No doubt he might be tempted to reply that I demonstrated some insensitivity to public opinion in the January 1982 Budget - and paid a price for it, but argumentum ad hominem is a weak form of argument - and at least my motivation then was social, not economic: a concern to ensure that in the economic debacle we had inherited, the poor would not suffer.

We saw a tax on clothing as necessary to increase the purchasing power of social welfare payments. Under conditions of economic crisis, our measures increased the standard of living of social welfare beneficiaries by 8 per cent during the year that followed. By contrast, in a period of unparalleled prosperity, Charlie McCreevy's Budget will increase the purchasing power of most social welfare payments by less than 2.5 per cent).

But to return to the childcare issue. Just a year ago, at the time of the last Budget, I defended in this column the Government's decision to postpone action on the childcare issue to enable the complex issue to be teased out.

I wrote "because we are starting from scratch in relation to childcare, and are doing so at a time when an exceptional volume of additional resources are about to become available to us over the next 10 or 12 years, we have a unique opportunity to develop a childcare structure more comprehensive and more finely-honed than any of those in other European countries".

I listed the components of such a comprehensive scheme, incorporating elements of the French and Swedish systems. These components are:

1. Public childcare facilities, initially in disadvantaged areas, with fees calculated according to parents' means. Only the creation of such facilities by the public authorities will enable women in poor families, who have a much greater need of a second income than middle-class families, to take up employment. 2. A scheme to assist parents to employ child-minders at home, by way of grants or remission of social security payments. 3. An allowance to parents who prefer to look after their own children at home for the first three years (The French model includes an allowance of £300 a month, which has freed one in seven women with young children to look after them at home). 4. A right to parental leave, combined with a right to reinstatement in the position previously held or a similar one and a right to retraining with pay. 5. Four weeks parental leave for fathers - not transferable to the mother. This has been shown to have a significant effect on the quality and scale of male parenting.

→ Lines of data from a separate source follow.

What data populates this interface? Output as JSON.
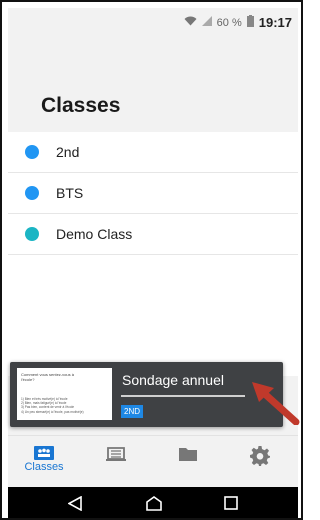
{
  "status": {
    "indicators": "60 %",
    "time": "19:17"
  },
  "header": {
    "title": "Classes"
  },
  "classes": [
    {
      "name": "2nd",
      "color": "#2196f3"
    },
    {
      "name": "BTS",
      "color": "#2196f3"
    },
    {
      "name": "Demo Class",
      "color": "#1bb5c4"
    }
  ],
  "popup": {
    "title": "Sondage annuel",
    "badge": "2ND",
    "progress_fraction": 0.0,
    "thumbnail": {
      "question": "Comment vous sentez-vous à l'école?",
      "options": [
        "1) Bien et très motivé(e) à l'école",
        "2) Bien, mais fatigué(e) à l'école",
        "3) Pas bien, content de venir à l'école",
        "4) Un peu stressé(e) à l'école, pas motivé(e)"
      ]
    }
  },
  "tabs": [
    {
      "id": "classes",
      "label": "Classes",
      "icon": "classes-icon",
      "active": true
    },
    {
      "id": "library",
      "label": "",
      "icon": "library-icon",
      "active": false
    },
    {
      "id": "folders",
      "label": "",
      "icon": "folder-icon",
      "active": false
    },
    {
      "id": "settings",
      "label": "",
      "icon": "gear-icon",
      "active": false
    }
  ],
  "colors": {
    "accent": "#1976d2",
    "popup_bg": "#3f4144",
    "annotation_arrow": "#c0392b"
  },
  "navbar": {
    "icons": [
      "back-icon",
      "home-icon",
      "recents-icon"
    ]
  }
}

EVEN with the present scale of revenue buoyancy, we could not introduce all this in a single Budget. For that reason, I suggested that it could be built up gradually over a period of years.

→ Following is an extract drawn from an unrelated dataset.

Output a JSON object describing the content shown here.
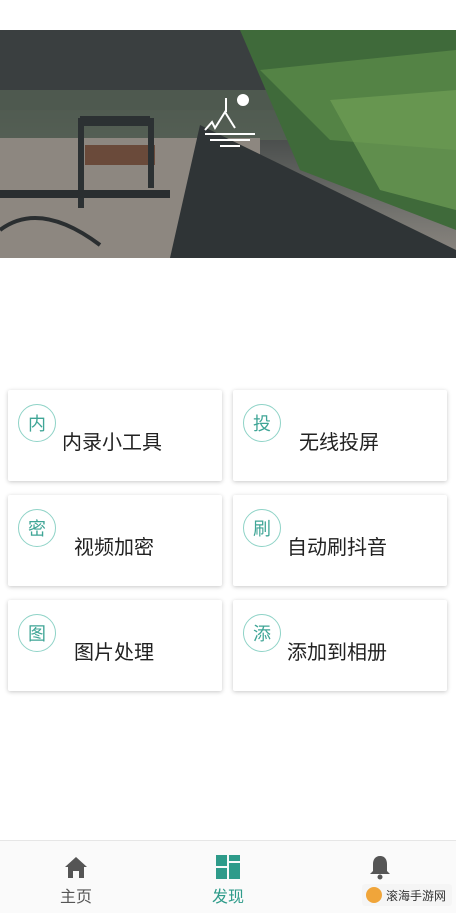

Not a single one of these proposals has been adopted in any form by a Government which seems obsessed with economic growth and oblivious to the need to make it possible for parents, and mothers in particular, to make their own free choices in this vital matter. Growth-centred policies appear to have replaced family-centred and child-centred policies in this State to a degree that is scarcely credible. This whole affair shows how far our system of government has moved away from the value system espoused by - even though sometimes neglected by - the Christian churches.

We know now how elements of both church and State failed miserably in the past to safeguard the rights of children. One might have thought that some lessons would have been learned from our unhappy past, but clearly they have not.

However, out of this debacle, and the popular uprising against this latest manifestation of the substitution of the economy for society as the principal object of public policy, much good may come. Recent Irish history has shown that politicians can learn from mistakes.

The mistakes of this Budget may have been big enough to produce a revolution in political attitudes to social policy. Let us hope that this proves to be the case.